München – Christian Lindner fasst sich kurz, denn er hat gar nicht so viel zu sagen. Die Botschaft seiner Rede am Freitagmorgen im Bundestag: Das mit dem Haushalt hätte man rückblickend besser machen müssen, aber die Ampel werde Lösungen finden. Und: Neue Schulden kommen ihm nicht in die Tüte.
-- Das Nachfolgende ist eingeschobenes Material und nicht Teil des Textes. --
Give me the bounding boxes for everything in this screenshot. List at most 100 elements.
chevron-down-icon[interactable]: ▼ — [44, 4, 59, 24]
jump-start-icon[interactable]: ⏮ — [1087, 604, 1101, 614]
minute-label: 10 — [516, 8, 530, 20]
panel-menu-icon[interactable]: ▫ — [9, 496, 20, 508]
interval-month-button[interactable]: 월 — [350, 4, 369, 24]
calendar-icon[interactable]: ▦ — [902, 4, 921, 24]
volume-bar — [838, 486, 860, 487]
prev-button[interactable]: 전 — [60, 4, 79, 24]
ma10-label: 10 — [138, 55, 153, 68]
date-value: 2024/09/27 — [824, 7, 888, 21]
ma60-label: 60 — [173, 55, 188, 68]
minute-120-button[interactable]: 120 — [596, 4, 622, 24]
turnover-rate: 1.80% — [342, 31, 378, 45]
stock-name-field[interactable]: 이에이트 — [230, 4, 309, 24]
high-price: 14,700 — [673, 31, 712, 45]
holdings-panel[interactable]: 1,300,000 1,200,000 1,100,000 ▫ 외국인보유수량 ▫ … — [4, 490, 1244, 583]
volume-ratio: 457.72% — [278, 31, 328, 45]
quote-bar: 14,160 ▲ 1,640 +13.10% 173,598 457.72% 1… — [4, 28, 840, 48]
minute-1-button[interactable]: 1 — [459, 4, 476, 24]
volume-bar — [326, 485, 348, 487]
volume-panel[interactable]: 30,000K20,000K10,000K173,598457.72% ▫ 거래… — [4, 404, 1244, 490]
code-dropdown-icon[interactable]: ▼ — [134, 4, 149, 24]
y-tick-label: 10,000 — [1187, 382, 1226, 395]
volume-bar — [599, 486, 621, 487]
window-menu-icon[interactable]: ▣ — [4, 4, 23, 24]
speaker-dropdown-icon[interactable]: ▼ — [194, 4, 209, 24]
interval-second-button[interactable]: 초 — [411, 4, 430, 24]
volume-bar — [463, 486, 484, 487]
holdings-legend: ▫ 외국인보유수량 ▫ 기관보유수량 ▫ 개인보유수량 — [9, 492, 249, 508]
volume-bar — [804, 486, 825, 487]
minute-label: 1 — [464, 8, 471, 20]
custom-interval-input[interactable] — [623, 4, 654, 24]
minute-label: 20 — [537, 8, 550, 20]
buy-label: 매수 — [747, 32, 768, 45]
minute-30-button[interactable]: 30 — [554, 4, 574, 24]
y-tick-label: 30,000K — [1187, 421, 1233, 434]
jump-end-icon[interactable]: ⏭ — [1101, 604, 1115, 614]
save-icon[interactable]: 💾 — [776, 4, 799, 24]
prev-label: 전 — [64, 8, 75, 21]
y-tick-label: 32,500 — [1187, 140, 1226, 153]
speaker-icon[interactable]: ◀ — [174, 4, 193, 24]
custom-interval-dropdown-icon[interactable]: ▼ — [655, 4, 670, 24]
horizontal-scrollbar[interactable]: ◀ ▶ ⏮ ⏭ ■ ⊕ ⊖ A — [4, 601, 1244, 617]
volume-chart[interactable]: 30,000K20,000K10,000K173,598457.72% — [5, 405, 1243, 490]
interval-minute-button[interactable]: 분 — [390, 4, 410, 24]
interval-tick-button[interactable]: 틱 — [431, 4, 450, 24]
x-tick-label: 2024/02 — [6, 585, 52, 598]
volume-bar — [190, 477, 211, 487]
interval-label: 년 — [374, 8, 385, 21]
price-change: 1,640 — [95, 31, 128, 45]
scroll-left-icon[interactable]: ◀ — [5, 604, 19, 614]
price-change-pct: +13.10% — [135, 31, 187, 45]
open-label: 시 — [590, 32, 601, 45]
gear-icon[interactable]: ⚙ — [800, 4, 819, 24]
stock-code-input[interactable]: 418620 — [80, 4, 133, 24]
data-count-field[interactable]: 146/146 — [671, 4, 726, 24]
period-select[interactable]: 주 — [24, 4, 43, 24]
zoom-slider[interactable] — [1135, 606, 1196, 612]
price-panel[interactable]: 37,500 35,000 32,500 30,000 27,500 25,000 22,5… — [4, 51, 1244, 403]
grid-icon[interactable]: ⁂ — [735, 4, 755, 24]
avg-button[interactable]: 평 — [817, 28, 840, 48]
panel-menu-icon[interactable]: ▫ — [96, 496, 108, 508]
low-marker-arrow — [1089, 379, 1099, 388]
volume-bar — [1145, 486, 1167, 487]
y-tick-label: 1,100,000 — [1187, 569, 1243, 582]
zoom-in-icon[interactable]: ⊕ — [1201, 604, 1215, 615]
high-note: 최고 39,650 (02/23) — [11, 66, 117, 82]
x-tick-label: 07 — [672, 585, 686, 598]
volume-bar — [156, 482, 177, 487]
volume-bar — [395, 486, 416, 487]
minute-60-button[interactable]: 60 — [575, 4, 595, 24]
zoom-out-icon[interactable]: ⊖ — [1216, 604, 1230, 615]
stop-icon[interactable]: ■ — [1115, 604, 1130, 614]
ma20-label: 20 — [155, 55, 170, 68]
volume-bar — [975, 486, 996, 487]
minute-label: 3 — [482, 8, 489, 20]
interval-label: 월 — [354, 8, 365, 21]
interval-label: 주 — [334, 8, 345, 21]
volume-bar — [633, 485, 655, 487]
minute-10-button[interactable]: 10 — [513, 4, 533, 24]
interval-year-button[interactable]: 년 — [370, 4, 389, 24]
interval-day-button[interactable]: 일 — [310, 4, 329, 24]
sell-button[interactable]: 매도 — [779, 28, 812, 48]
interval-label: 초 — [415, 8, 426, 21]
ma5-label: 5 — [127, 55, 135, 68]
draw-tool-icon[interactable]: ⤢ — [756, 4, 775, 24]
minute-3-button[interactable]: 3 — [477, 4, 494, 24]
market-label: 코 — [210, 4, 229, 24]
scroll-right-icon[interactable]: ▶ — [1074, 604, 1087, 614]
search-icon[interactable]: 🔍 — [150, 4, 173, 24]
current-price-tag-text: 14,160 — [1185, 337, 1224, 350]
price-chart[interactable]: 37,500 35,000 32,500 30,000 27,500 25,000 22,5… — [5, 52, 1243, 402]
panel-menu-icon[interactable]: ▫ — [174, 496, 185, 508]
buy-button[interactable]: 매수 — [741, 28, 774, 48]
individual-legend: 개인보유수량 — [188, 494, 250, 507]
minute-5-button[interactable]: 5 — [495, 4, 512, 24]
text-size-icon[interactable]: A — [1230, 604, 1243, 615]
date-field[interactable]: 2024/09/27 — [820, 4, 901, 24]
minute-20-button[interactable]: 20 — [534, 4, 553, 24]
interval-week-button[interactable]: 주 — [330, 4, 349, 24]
Was aus dem Mund des Finanzministers unumstößlich klingt, ist in Wahrheit Streitgegenstand der Ampelparteien. Gut zwei Wochen nach dem Haushaltsurteil des Verfassungsgerichts haben SPD, Grüne und FDP noch immer keine gemeinsame Vorstellung davon, wie sie die fehlenden Milliarden für 2024 auftreiben sollen. SPD und Grüne wollen die Schuldenbremse aussetzen, die Liberalen meinen, das vorhandene Geld müsse reichen. „Wir haben Rekordsteuereinnahmen“, sagt FDP-Haushälter Karsten Klein. „Der Bundeshaushalt ist nicht plötzlich verarmt.“
Die Zeit drängt: Nächste Woche sollen die Ampelspitzem Leitentscheidungen treffen. Lindner sagt am Freitag, er wolle „auf der Ausgabenseite umschichten“. Dass Einsparungen Teil der Antwort sein müssen, befand selbst Kanzler Olaf Scholz (SPD) in seiner insgesamt inhaltsarmen Rede am Dienstag. Heißt: Auf allen Seiten stehen Herzensprojekte auf dem Spiel.
Für die SPD ist das neben dem Bürgergeld etwa die Rente mit 63. Die Grünen müssen um Förderungen beim Klimaschutz kämpfen. In der FDP ärgert man sich, weil sich manche Ministerien weigern, die Wirksamkeit einzelner Projekte bei der CO2-Reduktion offenzulegen. Aber auch die Liberalen dürften Kröten schlucken müssen. Denkbar: eine Kerosinsteuer auf Inlandsflüge und ein Ende des Dieselprivilegs für Pkw.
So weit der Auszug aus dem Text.